DevelopingCarbon ManagementCarbon Storage

Biochar Carbon Removal

Biochar is created by heating organic biomass in low-oxygen environments (pyrolysis), producing a stable carbon material that can sequester carbon for centuries. High-quality biochar retains 70-80% carbon content and improves soil fertility, water retention, and crop yields. Each ton of biochar can sequester 2-3 tons of CO2 equivalent while providing agricultural co-benefits and waste management solutions.

How It Works

Biomass feedstocks like agricultural residues are heated to 300-700°C in oxygen-limited pyrolysis reactors.
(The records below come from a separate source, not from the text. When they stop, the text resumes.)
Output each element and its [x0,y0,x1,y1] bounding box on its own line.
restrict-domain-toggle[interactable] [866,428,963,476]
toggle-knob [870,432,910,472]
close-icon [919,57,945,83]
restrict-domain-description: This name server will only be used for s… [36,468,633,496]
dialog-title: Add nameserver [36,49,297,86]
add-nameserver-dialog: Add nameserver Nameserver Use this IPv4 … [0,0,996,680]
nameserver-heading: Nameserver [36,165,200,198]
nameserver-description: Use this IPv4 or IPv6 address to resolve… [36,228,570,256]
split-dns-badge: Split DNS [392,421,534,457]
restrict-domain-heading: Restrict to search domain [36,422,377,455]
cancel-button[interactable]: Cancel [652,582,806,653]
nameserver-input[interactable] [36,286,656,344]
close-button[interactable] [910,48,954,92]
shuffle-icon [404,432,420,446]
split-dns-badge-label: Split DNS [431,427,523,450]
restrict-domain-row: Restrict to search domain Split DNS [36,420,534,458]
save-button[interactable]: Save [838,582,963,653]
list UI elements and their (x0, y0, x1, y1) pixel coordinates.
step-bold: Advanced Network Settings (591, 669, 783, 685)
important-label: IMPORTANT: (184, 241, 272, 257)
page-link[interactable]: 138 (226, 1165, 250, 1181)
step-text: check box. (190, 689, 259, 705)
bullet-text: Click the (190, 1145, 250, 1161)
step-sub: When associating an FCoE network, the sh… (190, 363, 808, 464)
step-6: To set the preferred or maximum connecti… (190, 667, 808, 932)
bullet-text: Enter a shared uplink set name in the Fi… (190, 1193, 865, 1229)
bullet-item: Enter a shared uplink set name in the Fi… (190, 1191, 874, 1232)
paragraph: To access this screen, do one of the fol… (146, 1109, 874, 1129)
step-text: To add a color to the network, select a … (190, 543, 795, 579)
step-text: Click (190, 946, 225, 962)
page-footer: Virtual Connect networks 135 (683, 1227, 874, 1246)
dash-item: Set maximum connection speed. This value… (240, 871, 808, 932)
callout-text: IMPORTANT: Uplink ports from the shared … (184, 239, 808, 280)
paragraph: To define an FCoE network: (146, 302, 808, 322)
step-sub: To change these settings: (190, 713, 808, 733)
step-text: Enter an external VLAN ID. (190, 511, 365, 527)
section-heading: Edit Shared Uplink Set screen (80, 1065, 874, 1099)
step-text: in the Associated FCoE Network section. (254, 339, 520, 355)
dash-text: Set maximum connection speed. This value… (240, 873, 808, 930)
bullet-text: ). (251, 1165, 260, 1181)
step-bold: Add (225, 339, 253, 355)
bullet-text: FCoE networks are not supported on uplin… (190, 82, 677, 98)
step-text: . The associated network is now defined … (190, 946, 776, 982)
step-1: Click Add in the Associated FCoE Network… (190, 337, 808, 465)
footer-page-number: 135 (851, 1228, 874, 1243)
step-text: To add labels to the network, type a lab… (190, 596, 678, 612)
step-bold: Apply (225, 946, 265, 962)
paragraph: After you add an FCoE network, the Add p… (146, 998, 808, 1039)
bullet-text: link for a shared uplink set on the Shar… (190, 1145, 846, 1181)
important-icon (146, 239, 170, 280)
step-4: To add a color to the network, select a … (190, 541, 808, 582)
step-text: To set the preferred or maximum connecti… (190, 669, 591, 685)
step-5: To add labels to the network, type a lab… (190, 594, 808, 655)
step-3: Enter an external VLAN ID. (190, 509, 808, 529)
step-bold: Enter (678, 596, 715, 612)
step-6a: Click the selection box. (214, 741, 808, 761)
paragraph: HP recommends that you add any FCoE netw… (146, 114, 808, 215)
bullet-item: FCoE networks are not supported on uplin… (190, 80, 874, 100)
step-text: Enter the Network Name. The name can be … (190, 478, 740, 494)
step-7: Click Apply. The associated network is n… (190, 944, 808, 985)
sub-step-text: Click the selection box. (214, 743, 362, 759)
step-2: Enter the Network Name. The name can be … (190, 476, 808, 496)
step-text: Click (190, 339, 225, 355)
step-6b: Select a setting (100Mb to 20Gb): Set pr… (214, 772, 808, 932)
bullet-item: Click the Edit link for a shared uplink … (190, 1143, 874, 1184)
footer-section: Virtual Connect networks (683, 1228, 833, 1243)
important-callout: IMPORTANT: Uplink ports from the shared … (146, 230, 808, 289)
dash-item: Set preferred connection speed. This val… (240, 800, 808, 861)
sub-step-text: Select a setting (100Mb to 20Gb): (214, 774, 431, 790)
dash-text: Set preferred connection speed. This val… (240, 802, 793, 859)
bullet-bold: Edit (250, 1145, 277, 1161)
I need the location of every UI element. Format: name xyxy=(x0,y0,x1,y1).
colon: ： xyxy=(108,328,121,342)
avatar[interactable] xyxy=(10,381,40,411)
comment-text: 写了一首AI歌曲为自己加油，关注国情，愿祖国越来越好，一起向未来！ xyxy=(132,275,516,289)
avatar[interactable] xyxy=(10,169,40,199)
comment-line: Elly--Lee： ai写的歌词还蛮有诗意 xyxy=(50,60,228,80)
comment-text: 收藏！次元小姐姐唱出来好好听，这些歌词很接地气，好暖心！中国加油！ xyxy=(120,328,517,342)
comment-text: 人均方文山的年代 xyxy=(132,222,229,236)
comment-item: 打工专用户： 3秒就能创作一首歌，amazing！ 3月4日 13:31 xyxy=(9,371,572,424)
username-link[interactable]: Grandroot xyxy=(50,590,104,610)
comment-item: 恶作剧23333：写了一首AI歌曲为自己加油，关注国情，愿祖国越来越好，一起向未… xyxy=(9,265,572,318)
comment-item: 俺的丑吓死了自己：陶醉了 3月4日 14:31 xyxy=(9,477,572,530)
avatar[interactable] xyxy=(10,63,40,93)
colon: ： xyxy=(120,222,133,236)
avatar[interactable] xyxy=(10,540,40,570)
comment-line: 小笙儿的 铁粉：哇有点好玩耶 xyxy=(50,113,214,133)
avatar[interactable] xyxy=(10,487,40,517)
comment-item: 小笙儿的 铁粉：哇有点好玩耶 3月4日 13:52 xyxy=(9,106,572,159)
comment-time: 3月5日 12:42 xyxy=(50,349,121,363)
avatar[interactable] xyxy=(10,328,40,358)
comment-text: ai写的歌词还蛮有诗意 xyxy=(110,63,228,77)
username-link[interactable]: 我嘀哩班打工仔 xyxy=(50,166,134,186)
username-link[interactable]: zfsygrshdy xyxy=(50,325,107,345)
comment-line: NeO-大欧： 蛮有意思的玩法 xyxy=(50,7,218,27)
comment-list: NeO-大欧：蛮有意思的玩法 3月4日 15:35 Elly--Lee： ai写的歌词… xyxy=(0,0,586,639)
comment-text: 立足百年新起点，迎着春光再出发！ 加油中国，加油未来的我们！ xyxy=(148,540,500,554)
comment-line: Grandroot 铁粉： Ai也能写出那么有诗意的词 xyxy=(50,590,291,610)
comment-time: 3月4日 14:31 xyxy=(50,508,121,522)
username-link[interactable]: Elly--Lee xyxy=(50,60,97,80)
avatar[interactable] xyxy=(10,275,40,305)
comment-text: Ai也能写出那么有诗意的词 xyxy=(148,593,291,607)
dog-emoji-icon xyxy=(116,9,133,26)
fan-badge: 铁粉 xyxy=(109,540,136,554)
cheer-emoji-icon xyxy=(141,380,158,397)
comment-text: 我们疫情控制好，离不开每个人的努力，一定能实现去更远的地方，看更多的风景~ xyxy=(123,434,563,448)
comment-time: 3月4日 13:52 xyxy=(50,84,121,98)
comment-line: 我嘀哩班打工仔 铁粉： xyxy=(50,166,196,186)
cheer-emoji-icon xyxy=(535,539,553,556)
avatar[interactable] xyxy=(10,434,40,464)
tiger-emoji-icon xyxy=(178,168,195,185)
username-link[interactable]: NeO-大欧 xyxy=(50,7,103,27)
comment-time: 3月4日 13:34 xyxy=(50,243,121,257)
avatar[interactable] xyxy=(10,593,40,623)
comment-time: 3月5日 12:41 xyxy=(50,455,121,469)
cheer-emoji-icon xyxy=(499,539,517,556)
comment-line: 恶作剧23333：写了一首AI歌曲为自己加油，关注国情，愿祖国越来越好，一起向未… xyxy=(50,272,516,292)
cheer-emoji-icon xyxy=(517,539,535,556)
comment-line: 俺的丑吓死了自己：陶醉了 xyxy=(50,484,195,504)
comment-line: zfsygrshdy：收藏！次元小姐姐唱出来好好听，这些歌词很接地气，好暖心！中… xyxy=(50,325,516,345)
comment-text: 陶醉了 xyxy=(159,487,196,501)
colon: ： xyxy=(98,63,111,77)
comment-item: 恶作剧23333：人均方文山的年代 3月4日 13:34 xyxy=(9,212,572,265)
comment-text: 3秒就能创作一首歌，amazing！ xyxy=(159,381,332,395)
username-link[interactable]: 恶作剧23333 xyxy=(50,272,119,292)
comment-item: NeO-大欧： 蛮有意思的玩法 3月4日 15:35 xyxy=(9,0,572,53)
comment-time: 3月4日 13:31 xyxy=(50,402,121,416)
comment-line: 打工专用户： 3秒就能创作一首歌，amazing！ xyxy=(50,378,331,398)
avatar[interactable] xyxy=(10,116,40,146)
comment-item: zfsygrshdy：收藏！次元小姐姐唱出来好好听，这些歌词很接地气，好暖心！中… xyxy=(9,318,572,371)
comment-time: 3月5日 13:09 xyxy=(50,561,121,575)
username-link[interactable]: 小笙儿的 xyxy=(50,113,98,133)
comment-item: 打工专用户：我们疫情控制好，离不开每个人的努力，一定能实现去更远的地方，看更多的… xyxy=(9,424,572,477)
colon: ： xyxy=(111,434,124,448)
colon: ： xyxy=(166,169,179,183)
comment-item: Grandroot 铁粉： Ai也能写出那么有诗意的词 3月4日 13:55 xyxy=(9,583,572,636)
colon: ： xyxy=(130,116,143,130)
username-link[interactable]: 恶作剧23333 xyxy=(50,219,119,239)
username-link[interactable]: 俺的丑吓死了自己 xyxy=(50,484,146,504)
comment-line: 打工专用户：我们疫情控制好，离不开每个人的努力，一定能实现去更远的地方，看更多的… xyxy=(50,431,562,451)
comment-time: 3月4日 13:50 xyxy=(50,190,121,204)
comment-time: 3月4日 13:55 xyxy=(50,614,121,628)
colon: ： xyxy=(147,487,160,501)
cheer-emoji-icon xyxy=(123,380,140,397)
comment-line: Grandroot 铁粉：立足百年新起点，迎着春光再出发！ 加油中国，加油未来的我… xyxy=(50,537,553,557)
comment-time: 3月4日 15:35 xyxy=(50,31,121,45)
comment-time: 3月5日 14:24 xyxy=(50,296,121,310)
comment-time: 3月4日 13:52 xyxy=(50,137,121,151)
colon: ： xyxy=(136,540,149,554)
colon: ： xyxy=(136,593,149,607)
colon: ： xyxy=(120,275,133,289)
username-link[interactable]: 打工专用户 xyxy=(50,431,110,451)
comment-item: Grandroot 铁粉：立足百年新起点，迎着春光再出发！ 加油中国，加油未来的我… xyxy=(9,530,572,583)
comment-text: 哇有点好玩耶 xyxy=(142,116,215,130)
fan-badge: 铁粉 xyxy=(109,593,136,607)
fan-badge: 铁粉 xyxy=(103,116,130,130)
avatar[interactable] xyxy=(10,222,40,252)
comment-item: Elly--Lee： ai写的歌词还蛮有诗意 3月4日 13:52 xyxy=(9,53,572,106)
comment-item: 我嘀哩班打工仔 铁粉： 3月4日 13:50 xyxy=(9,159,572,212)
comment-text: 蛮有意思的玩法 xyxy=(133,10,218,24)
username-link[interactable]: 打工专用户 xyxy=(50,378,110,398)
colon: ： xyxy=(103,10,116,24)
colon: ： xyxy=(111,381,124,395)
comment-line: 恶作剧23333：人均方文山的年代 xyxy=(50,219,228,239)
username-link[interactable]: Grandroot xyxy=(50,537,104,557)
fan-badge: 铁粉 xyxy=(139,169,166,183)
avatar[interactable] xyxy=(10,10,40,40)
This process breaks down organic matter into stable carbon structures while producing syngas and bio-oil as byproducts. The resulting biochar contains 70-80% carbon and resists decomposition in soils.

Advantages

Permanent carbon storage for centuries to millennia, improves soil fertility and water retention, can utilize waste biomass reducing disposal costs, produces valuable co-products (syngas, bio-oil), and supports sustainable agriculture practices.

Challenges

Requires sustainable biomass sourcing to avoid land use conflicts, energy-intensive production process, variable quality depending on feedstock and process conditions, limited large-scale deployment infrastructure, and certification challenges for carbon credits.